The dimensional reduction of solids into smaller fragments provides a route to achieve new physical properties and gain deeper insight into the extended parent structures. Here, we report the synthesis of CuTOTP-OR (TOTP^n- = 2,3,6,7-tetraoxidotriphenylene), a family of copper-based macrocycles that resemble truncated fragments of the conductive two-dimensional (2D) metal-organic framework Cu₃(HHTP)₂ (HHTP = 2,3,6,7,10,11-hexahydroxytriphenylene). The planar metal-organic macrocycles self-assemble into ordered nanotubes with internal diameters of ∼2 nm and short interlayer distances of ∼3.20 Å. Strong π-π stacking interactions between macrocycles facilitate out-of-plane charge transport, and pressed pellet conductivities as high as 2(1) × 10^-3 S cm^-1 are observed.

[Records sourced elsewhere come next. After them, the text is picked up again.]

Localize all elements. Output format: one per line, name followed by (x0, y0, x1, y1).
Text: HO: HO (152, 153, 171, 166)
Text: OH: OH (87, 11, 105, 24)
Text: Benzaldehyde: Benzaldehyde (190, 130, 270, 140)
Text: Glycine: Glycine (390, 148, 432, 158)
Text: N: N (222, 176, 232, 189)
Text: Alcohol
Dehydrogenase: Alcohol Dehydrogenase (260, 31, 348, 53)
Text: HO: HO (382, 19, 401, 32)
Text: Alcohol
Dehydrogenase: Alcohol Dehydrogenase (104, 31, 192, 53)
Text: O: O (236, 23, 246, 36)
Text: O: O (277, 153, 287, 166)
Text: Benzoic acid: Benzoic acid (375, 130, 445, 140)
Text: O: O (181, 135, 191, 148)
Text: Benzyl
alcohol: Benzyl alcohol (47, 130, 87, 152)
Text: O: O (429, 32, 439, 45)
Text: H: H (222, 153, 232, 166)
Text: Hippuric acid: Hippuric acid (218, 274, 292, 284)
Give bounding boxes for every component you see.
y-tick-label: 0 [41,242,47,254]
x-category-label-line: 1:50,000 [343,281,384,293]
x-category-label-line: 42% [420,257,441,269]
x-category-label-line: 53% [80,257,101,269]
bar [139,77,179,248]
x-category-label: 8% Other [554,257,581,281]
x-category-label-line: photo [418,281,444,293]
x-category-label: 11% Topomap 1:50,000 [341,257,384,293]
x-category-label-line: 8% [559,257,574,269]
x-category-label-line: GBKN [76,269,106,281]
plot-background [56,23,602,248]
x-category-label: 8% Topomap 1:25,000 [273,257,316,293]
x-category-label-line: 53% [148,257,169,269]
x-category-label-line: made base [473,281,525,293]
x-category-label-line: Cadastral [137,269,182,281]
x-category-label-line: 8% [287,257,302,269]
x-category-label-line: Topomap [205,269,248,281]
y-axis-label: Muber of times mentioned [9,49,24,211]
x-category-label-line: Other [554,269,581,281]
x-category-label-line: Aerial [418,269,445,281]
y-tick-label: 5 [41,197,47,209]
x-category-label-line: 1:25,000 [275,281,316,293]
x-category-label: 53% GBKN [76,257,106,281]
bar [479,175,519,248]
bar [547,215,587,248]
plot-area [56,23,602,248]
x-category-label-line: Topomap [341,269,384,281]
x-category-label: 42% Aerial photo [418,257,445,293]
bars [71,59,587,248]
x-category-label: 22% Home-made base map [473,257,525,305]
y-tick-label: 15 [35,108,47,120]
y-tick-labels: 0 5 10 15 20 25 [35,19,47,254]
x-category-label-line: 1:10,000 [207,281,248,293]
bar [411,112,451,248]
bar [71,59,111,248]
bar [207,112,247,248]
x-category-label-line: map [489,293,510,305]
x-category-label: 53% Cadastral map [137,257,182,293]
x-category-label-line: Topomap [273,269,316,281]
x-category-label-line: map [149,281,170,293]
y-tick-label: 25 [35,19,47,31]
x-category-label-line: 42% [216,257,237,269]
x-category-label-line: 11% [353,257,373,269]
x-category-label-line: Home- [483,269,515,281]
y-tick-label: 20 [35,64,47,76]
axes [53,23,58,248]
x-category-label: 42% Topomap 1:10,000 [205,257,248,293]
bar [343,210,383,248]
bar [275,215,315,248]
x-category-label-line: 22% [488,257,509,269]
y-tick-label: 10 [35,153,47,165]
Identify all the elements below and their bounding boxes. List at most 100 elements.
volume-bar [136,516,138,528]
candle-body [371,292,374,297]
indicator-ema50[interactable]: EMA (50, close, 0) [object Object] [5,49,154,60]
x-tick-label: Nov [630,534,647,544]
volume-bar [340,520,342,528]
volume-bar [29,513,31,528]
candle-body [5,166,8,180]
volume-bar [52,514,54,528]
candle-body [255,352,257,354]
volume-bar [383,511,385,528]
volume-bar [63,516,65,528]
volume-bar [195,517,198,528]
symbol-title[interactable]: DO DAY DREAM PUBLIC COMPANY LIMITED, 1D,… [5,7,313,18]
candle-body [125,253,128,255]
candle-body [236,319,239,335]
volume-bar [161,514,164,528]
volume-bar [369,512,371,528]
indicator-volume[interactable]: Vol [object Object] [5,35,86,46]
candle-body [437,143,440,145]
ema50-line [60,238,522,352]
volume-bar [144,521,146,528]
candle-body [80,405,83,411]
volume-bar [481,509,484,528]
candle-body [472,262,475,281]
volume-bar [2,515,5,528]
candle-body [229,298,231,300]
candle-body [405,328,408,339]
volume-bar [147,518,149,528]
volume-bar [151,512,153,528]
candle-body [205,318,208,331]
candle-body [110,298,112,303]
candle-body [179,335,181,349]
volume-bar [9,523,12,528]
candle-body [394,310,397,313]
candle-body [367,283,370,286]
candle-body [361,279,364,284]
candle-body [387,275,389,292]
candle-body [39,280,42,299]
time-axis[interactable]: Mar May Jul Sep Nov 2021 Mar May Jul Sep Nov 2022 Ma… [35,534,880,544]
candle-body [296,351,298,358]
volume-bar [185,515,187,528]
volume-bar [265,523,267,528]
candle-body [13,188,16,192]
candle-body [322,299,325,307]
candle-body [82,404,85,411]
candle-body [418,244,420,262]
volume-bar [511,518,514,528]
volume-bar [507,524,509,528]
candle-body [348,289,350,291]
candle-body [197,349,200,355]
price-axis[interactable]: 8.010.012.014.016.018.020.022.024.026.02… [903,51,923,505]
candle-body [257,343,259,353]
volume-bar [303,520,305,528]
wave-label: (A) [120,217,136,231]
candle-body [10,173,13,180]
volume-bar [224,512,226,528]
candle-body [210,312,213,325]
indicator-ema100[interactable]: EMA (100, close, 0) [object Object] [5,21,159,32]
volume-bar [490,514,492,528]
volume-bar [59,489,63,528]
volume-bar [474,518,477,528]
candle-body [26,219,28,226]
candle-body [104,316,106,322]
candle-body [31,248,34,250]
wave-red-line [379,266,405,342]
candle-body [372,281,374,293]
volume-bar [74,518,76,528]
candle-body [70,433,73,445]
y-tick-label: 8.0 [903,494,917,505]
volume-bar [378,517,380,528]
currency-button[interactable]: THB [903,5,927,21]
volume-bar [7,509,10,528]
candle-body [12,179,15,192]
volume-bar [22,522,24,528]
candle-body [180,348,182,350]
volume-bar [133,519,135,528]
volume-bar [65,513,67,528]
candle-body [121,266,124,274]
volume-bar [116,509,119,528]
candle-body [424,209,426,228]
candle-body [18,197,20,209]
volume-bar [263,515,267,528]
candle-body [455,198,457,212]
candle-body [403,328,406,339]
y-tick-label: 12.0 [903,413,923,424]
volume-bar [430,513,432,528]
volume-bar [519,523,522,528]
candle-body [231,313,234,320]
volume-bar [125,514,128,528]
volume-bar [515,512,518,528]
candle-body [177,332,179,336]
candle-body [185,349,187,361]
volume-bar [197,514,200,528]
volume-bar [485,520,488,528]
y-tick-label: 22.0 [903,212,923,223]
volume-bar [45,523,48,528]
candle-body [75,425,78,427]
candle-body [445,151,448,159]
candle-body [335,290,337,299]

Peripheral alkyl functionalization enhances solution processability and enables the fabrication of thin-film field-effect transistor devices. Ambipolar charge transport is observed, suggesting that similar behavior may be operative in Cu₃(HHTP)₂. By coupling the attractive features of metal-organic frameworks with greater processability, these macrocycles enable facile device integration and a more nuanced understanding of out-of-plane charge transport in 2D conductive metal-organic frameworks.